Hitting back at criticism from the Republican election campaign, President Obama has told an audience of students that “denying climate change won’t make it stop.”

Speaking to a crowd at Iowa State University, just 10 weeks before voters go to the polls on 6 November; Obama asked students what energy future they would prefer.

He said: “Will this be a country that keeps moving away from foreign oil and towards renewable sources of energy like wind and solar and biofuels. Energy that makes our economy more secure, but also makes our planet more secure?

“You believed four years ago that we could use less foreign oil and reduce the carbon pollution that threatens our planet.

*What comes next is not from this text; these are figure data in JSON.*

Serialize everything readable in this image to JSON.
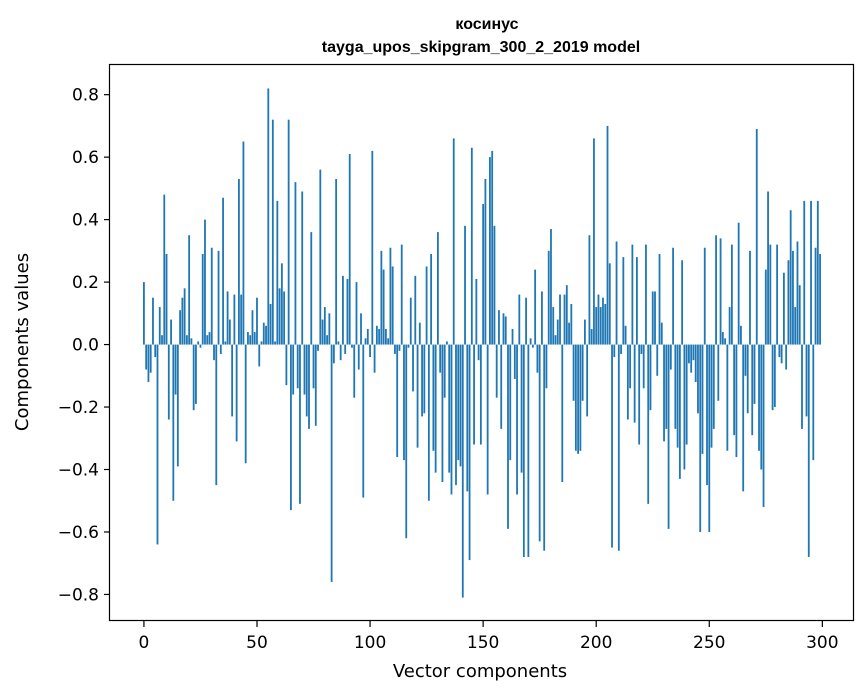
{
  "chart_data": {
    "type": "bar",
    "title_lines": [
      "косинус",
      "tayga_upos_skipgram_300_2_2019 model"
    ],
    "xlabel": "Vector components",
    "ylabel": "Components values",
    "xlim": [
      -15,
      314
    ],
    "ylim": [
      -0.885,
      0.895
    ],
    "xticks": [
      0,
      50,
      100,
      150,
      200,
      250,
      300
    ],
    "yticks": [
      0.8,
      0.6,
      0.4,
      0.2,
      0.0,
      -0.2,
      -0.4,
      -0.6,
      -0.8
    ],
    "ytick_labels": [
      "0.8",
      "0.6",
      "0.4",
      "0.2",
      "0.0",
      "−0.2",
      "−0.4",
      "−0.6",
      "−0.8"
    ],
    "bar_color": "#1f77b4",
    "values": [
      0.2,
      -0.08,
      -0.12,
      -0.09,
      0.15,
      -0.04,
      -0.64,
      0.12,
      0.03,
      0.48,
      0.29,
      -0.24,
      0.08,
      -0.5,
      -0.16,
      -0.39,
      0.11,
      0.15,
      0.18,
      0.03,
      0.35,
      0.02,
      -0.21,
      -0.19,
      0.01,
      -0.01,
      0.29,
      0.4,
      0.03,
      0.04,
      0.31,
      -0.05,
      -0.45,
      0.3,
      -0.03,
      0.47,
      0.01,
      0.17,
      0.08,
      -0.23,
      0.16,
      -0.31,
      0.53,
      0.16,
      0.65,
      -0.38,
      0.04,
      0.03,
      0.11,
      0.04,
      0.15,
      -0.07,
      0.01,
      0.07,
      0.06,
      0.82,
      0.13,
      0.72,
      0.01,
      0.46,
      0.18,
      0.26,
      0.17,
      -0.13,
      0.72,
      -0.53,
      -0.16,
      0.52,
      -0.14,
      -0.51,
      0.49,
      -0.16,
      -0.23,
      -0.27,
      0.36,
      -0.14,
      -0.26,
      -0.02,
      0.56,
      0.08,
      0.12,
      0.03,
      0.1,
      -0.76,
      -0.06,
      0.53,
      0.01,
      -0.05,
      0.22,
      -0.03,
      0.21,
      0.61,
      -0.01,
      -0.17,
      0.2,
      -0.08,
      0.1,
      -0.49,
      0.02,
      0.05,
      -0.04,
      0.62,
      -0.09,
      0.06,
      0.05,
      0.3,
      0.24,
      0.05,
      0.02,
      0.31,
      0.25,
      -0.03,
      -0.36,
      -0.02,
      0.32,
      -0.37,
      -0.62,
      -0.01,
      0.15,
      -0.15,
      0.22,
      -0.33,
      0.07,
      -0.23,
      -0.22,
      0.25,
      -0.5,
      0.29,
      -0.34,
      -0.41,
      0.36,
      -0.09,
      -0.44,
      -0.17,
      0.01,
      -0.41,
      -0.48,
      0.66,
      -0.45,
      -0.37,
      -0.39,
      -0.81,
      0.38,
      -0.47,
      -0.69,
      0.63,
      -0.32,
      0.21,
      -0.05,
      -0.32,
      0.45,
      0.53,
      -0.48,
      0.6,
      0.62,
      0.38,
      -0.17,
      0.11,
      -0.27,
      0.1,
      0.09,
      -0.59,
      -0.37,
      0.05,
      -0.11,
      -0.48,
      0.16,
      -0.41,
      -0.68,
      0.15,
      -0.68,
      0.02,
      -0.01,
      0.24,
      -0.09,
      -0.63,
      0.17,
      -0.66,
      -0.14,
      0.3,
      0.37,
      0.12,
      0.03,
      0.08,
      0.16,
      -0.44,
      0.16,
      0.19,
      0.07,
      0.13,
      -0.18,
      -0.34,
      -0.35,
      -0.34,
      -0.18,
      0.08,
      -0.23,
      0.35,
      0.05,
      0.66,
      0.12,
      0.16,
      0.12,
      0.15,
      0.13,
      0.7,
      0.26,
      -0.65,
      -0.04,
      0.33,
      -0.66,
      -0.03,
      0.28,
      0.06,
      -0.24,
      -0.14,
      0.32,
      -0.25,
      0.28,
      -0.32,
      -0.03,
      -0.14,
      0.32,
      -0.51,
      -0.21,
      0.17,
      0.17,
      -0.1,
      0.29,
      0.07,
      -0.31,
      -0.27,
      -0.59,
      -0.08,
      0.31,
      -0.27,
      -0.33,
      -0.43,
      0.27,
      -0.4,
      -0.32,
      -0.06,
      -0.09,
      -0.05,
      -0.12,
      -0.22,
      -0.6,
      -0.35,
      0.31,
      -0.45,
      -0.6,
      -0.33,
      -0.27,
      0.35,
      -0.18,
      0.34,
      0.04,
      0.02,
      -0.34,
      0.12,
      0.32,
      -0.29,
      -0.36,
      0.39,
      0.06,
      -0.47,
      -0.1,
      -0.22,
      0.3,
      -0.29,
      -0.19,
      0.69,
      -0.34,
      -0.4,
      -0.52,
      0.24,
      0.49,
      0.32,
      -0.21,
      -0.2,
      0.32,
      -0.04,
      -0.06,
      0.23,
      -0.08,
      0.27,
      0.43,
      0.3,
      0.12,
      0.33,
      0.19,
      -0.27,
      0.46,
      -0.23,
      -0.68,
      0.46,
      -0.37,
      0.31,
      0.46,
      0.29
    ]
  }
}
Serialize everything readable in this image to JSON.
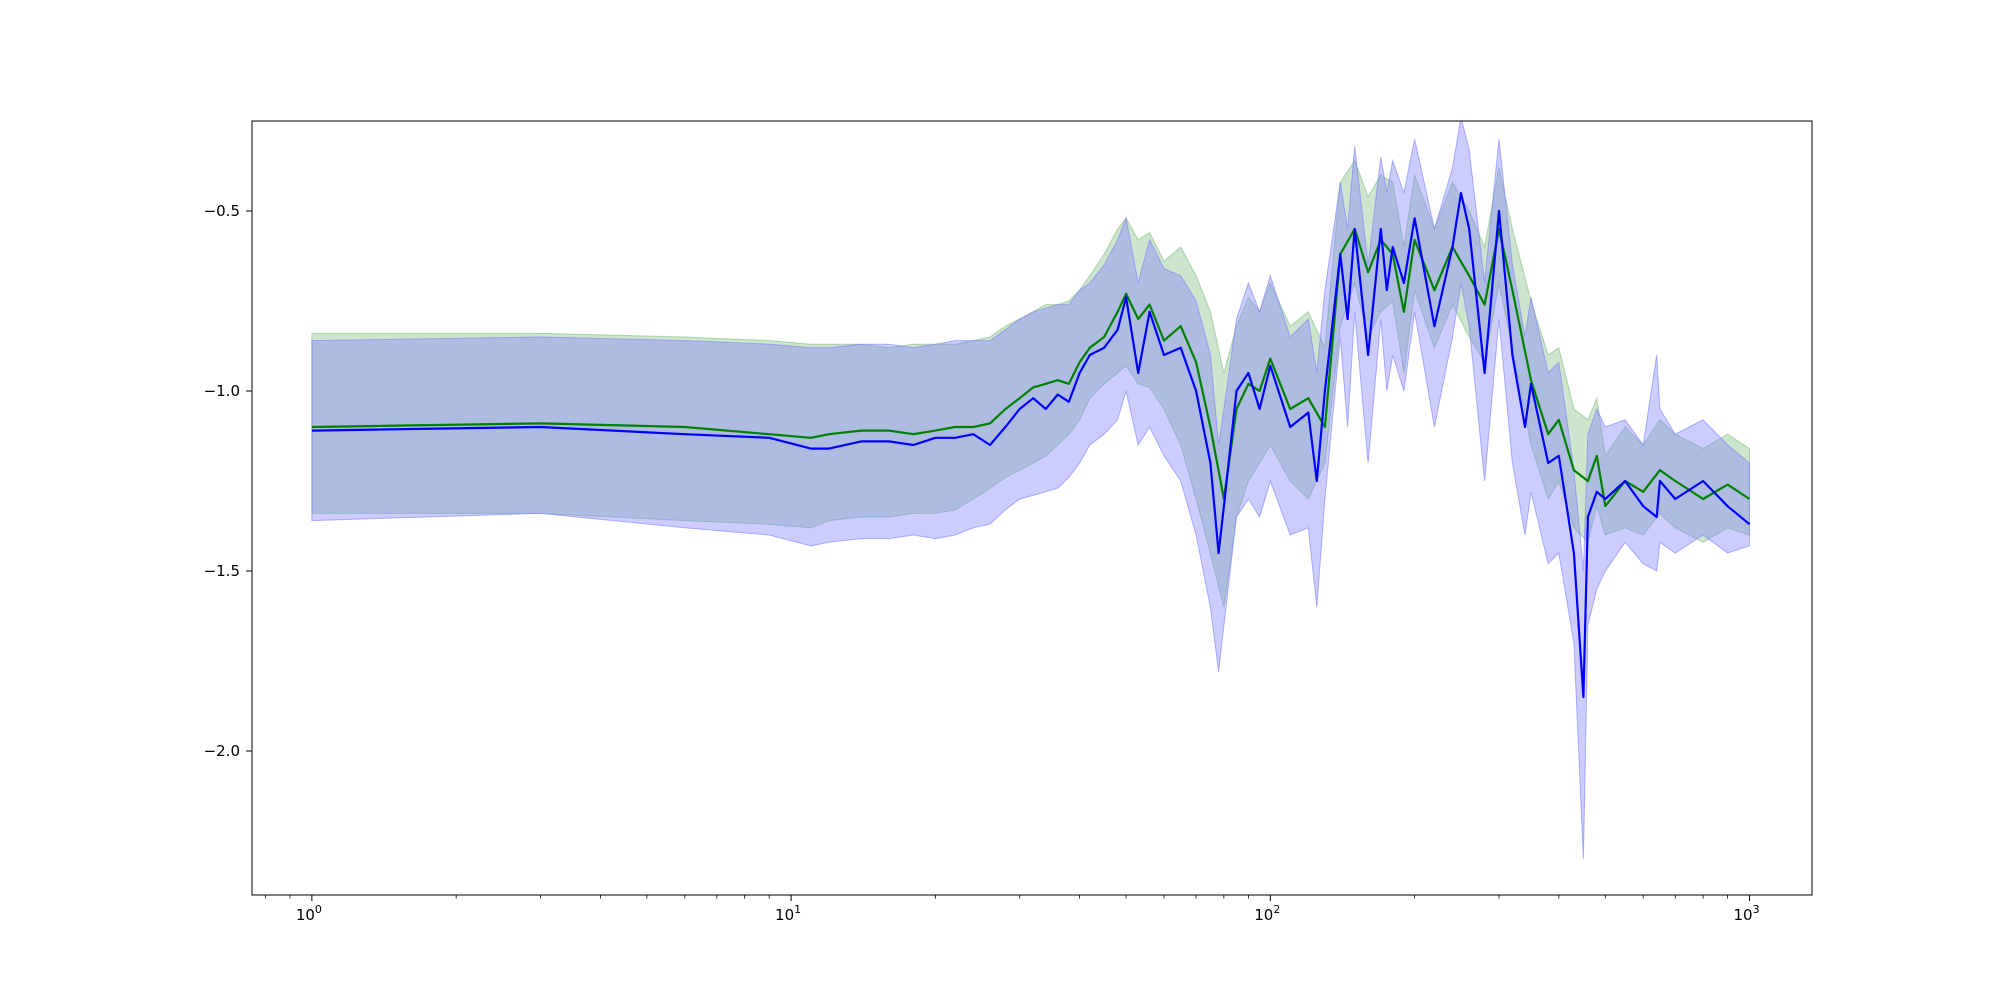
{
  "chart_data": {
    "type": "area",
    "x_scale": "log",
    "xlim": [
      0.75,
      1350
    ],
    "ylim": [
      -2.4,
      -0.25
    ],
    "x_ticks": [
      {
        "value": 1,
        "base": "10",
        "exp": "0"
      },
      {
        "value": 10,
        "base": "10",
        "exp": "1"
      },
      {
        "value": 100,
        "base": "10",
        "exp": "2"
      },
      {
        "value": 1000,
        "base": "10",
        "exp": "3"
      }
    ],
    "y_ticks": [
      {
        "value": -0.5,
        "label": "−0.5"
      },
      {
        "value": -1.0,
        "label": "−1.0"
      },
      {
        "value": -1.5,
        "label": "−1.5"
      },
      {
        "value": -2.0,
        "label": "−2.0"
      }
    ],
    "grid": false,
    "series": [
      {
        "color": "#008000",
        "band_color": "#7fbf7f",
        "x": [
          1,
          3,
          6,
          9,
          11,
          12,
          14,
          16,
          18,
          20,
          22,
          24,
          26,
          28,
          30,
          32,
          34,
          36,
          38,
          40,
          42,
          45,
          48,
          50,
          53,
          56,
          60,
          65,
          70,
          75,
          80,
          85,
          90,
          95,
          100,
          110,
          120,
          130,
          140,
          150,
          160,
          170,
          180,
          190,
          200,
          220,
          240,
          260,
          280,
          300,
          320,
          350,
          380,
          400,
          430,
          460,
          480,
          500,
          550,
          600,
          650,
          700,
          800,
          900,
          1000
        ],
        "y": [
          -1.1,
          -1.09,
          -1.1,
          -1.12,
          -1.13,
          -1.12,
          -1.11,
          -1.11,
          -1.12,
          -1.11,
          -1.1,
          -1.1,
          -1.09,
          -1.05,
          -1.02,
          -0.99,
          -0.98,
          -0.97,
          -0.98,
          -0.92,
          -0.88,
          -0.85,
          -0.78,
          -0.73,
          -0.8,
          -0.76,
          -0.86,
          -0.82,
          -0.92,
          -1.1,
          -1.3,
          -1.05,
          -0.98,
          -1.0,
          -0.91,
          -1.05,
          -1.02,
          -1.1,
          -0.62,
          -0.55,
          -0.67,
          -0.58,
          -0.62,
          -0.78,
          -0.58,
          -0.72,
          -0.6,
          -0.68,
          -0.76,
          -0.55,
          -0.72,
          -0.97,
          -1.12,
          -1.08,
          -1.22,
          -1.25,
          -1.18,
          -1.32,
          -1.25,
          -1.28,
          -1.22,
          -1.25,
          -1.3,
          -1.26,
          -1.3
        ],
        "lower": [
          -1.34,
          -1.34,
          -1.36,
          -1.37,
          -1.38,
          -1.36,
          -1.35,
          -1.35,
          -1.34,
          -1.34,
          -1.33,
          -1.3,
          -1.27,
          -1.24,
          -1.22,
          -1.2,
          -1.18,
          -1.15,
          -1.12,
          -1.08,
          -1.02,
          -0.98,
          -0.95,
          -0.93,
          -0.98,
          -0.99,
          -1.05,
          -1.15,
          -1.3,
          -1.45,
          -1.6,
          -1.35,
          -1.25,
          -1.2,
          -1.15,
          -1.25,
          -1.3,
          -1.2,
          -0.82,
          -0.7,
          -0.85,
          -0.78,
          -0.75,
          -0.95,
          -0.72,
          -0.88,
          -0.76,
          -0.85,
          -0.92,
          -0.7,
          -0.88,
          -1.15,
          -1.3,
          -1.25,
          -1.38,
          -1.42,
          -1.32,
          -1.4,
          -1.38,
          -1.4,
          -1.34,
          -1.38,
          -1.42,
          -1.38,
          -1.4
        ],
        "upper": [
          -0.84,
          -0.84,
          -0.85,
          -0.86,
          -0.87,
          -0.87,
          -0.87,
          -0.88,
          -0.87,
          -0.87,
          -0.87,
          -0.86,
          -0.85,
          -0.82,
          -0.8,
          -0.78,
          -0.76,
          -0.76,
          -0.75,
          -0.72,
          -0.68,
          -0.62,
          -0.55,
          -0.52,
          -0.58,
          -0.56,
          -0.64,
          -0.6,
          -0.68,
          -0.78,
          -0.95,
          -0.82,
          -0.74,
          -0.78,
          -0.7,
          -0.82,
          -0.78,
          -0.88,
          -0.42,
          -0.36,
          -0.46,
          -0.4,
          -0.42,
          -0.6,
          -0.4,
          -0.55,
          -0.42,
          -0.5,
          -0.6,
          -0.38,
          -0.55,
          -0.75,
          -0.9,
          -0.88,
          -1.05,
          -1.08,
          -1.02,
          -1.18,
          -1.1,
          -1.15,
          -1.08,
          -1.12,
          -1.16,
          -1.12,
          -1.16
        ]
      },
      {
        "color": "#0000ff",
        "band_color": "#7f7fff",
        "x": [
          1,
          3,
          6,
          9,
          11,
          12,
          14,
          16,
          18,
          20,
          22,
          24,
          26,
          28,
          30,
          32,
          34,
          36,
          38,
          40,
          42,
          45,
          48,
          50,
          53,
          56,
          60,
          65,
          70,
          75,
          78,
          80,
          85,
          90,
          95,
          100,
          110,
          120,
          125,
          130,
          140,
          145,
          150,
          160,
          170,
          175,
          180,
          190,
          200,
          220,
          240,
          250,
          260,
          280,
          300,
          320,
          340,
          350,
          380,
          400,
          430,
          450,
          460,
          480,
          500,
          550,
          600,
          640,
          650,
          700,
          800,
          900,
          1000
        ],
        "y": [
          -1.11,
          -1.1,
          -1.12,
          -1.13,
          -1.16,
          -1.16,
          -1.14,
          -1.14,
          -1.15,
          -1.13,
          -1.13,
          -1.12,
          -1.15,
          -1.1,
          -1.05,
          -1.02,
          -1.05,
          -1.01,
          -1.03,
          -0.95,
          -0.9,
          -0.88,
          -0.83,
          -0.74,
          -0.95,
          -0.78,
          -0.9,
          -0.88,
          -1.0,
          -1.2,
          -1.45,
          -1.32,
          -1.0,
          -0.95,
          -1.05,
          -0.93,
          -1.1,
          -1.06,
          -1.25,
          -1.0,
          -0.62,
          -0.8,
          -0.55,
          -0.9,
          -0.55,
          -0.72,
          -0.6,
          -0.7,
          -0.52,
          -0.82,
          -0.6,
          -0.45,
          -0.55,
          -0.95,
          -0.5,
          -0.9,
          -1.1,
          -0.98,
          -1.2,
          -1.18,
          -1.45,
          -1.85,
          -1.35,
          -1.28,
          -1.3,
          -1.25,
          -1.32,
          -1.35,
          -1.25,
          -1.3,
          -1.25,
          -1.32,
          -1.37
        ],
        "lower": [
          -1.36,
          -1.34,
          -1.38,
          -1.4,
          -1.43,
          -1.42,
          -1.41,
          -1.41,
          -1.4,
          -1.41,
          -1.4,
          -1.38,
          -1.37,
          -1.33,
          -1.3,
          -1.29,
          -1.28,
          -1.27,
          -1.24,
          -1.2,
          -1.15,
          -1.12,
          -1.08,
          -1.0,
          -1.15,
          -1.1,
          -1.18,
          -1.25,
          -1.4,
          -1.6,
          -1.78,
          -1.65,
          -1.35,
          -1.3,
          -1.35,
          -1.25,
          -1.4,
          -1.38,
          -1.6,
          -1.3,
          -0.85,
          -1.1,
          -0.78,
          -1.2,
          -0.8,
          -1.0,
          -0.9,
          -1.0,
          -0.78,
          -1.1,
          -0.85,
          -0.7,
          -0.82,
          -1.25,
          -0.8,
          -1.2,
          -1.4,
          -1.28,
          -1.48,
          -1.45,
          -1.7,
          -2.3,
          -1.65,
          -1.55,
          -1.5,
          -1.42,
          -1.48,
          -1.5,
          -1.42,
          -1.45,
          -1.4,
          -1.45,
          -1.43
        ],
        "upper": [
          -0.86,
          -0.85,
          -0.86,
          -0.87,
          -0.88,
          -0.88,
          -0.87,
          -0.87,
          -0.88,
          -0.87,
          -0.86,
          -0.86,
          -0.86,
          -0.83,
          -0.8,
          -0.78,
          -0.77,
          -0.76,
          -0.76,
          -0.72,
          -0.7,
          -0.65,
          -0.58,
          -0.52,
          -0.7,
          -0.58,
          -0.66,
          -0.68,
          -0.75,
          -0.9,
          -1.15,
          -1.05,
          -0.8,
          -0.7,
          -0.78,
          -0.68,
          -0.85,
          -0.8,
          -0.95,
          -0.72,
          -0.42,
          -0.55,
          -0.32,
          -0.65,
          -0.35,
          -0.45,
          -0.36,
          -0.45,
          -0.3,
          -0.55,
          -0.38,
          -0.24,
          -0.33,
          -0.7,
          -0.3,
          -0.65,
          -0.85,
          -0.74,
          -0.95,
          -0.92,
          -1.22,
          -1.5,
          -1.12,
          -1.05,
          -1.1,
          -1.08,
          -1.15,
          -0.9,
          -1.05,
          -1.12,
          -1.08,
          -1.15,
          -1.2
        ]
      }
    ]
  }
}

And in just four years, we’ve doubled the generation of clean, renewable energy like wind and solar.”

Referring to the latest changes to fuels standards announced by his administration this week, Obama added: “We developed new fuel standards so that your car will get nearly 55 miles per gallon by the middle of the next decade. That’s going to save you money at the pump.

“That will reduce greenhouse gas emissions by a level roughly equivalent to a year’s worth of emissions from all the cars in the world.”

While energy remains a priority topic for the candidates going into the election, the latest comments from Obama follow criticism that not enough emphasis is being placed on climate change in the election campaign.

While Obama has used several high profile interviews to mention the topic, the climate does not appear to be a top priority for his election, while Romney has claimed he does not know what is causing global warming.

For many environmentalists neither candidate has placed enough emphasis on the topic in the election build up. This week, the League of Conservation Voters launched an online petition urging PBS’s Jim Lehrer – the moderator of the first presidential TV debate – to ask a climate-related question.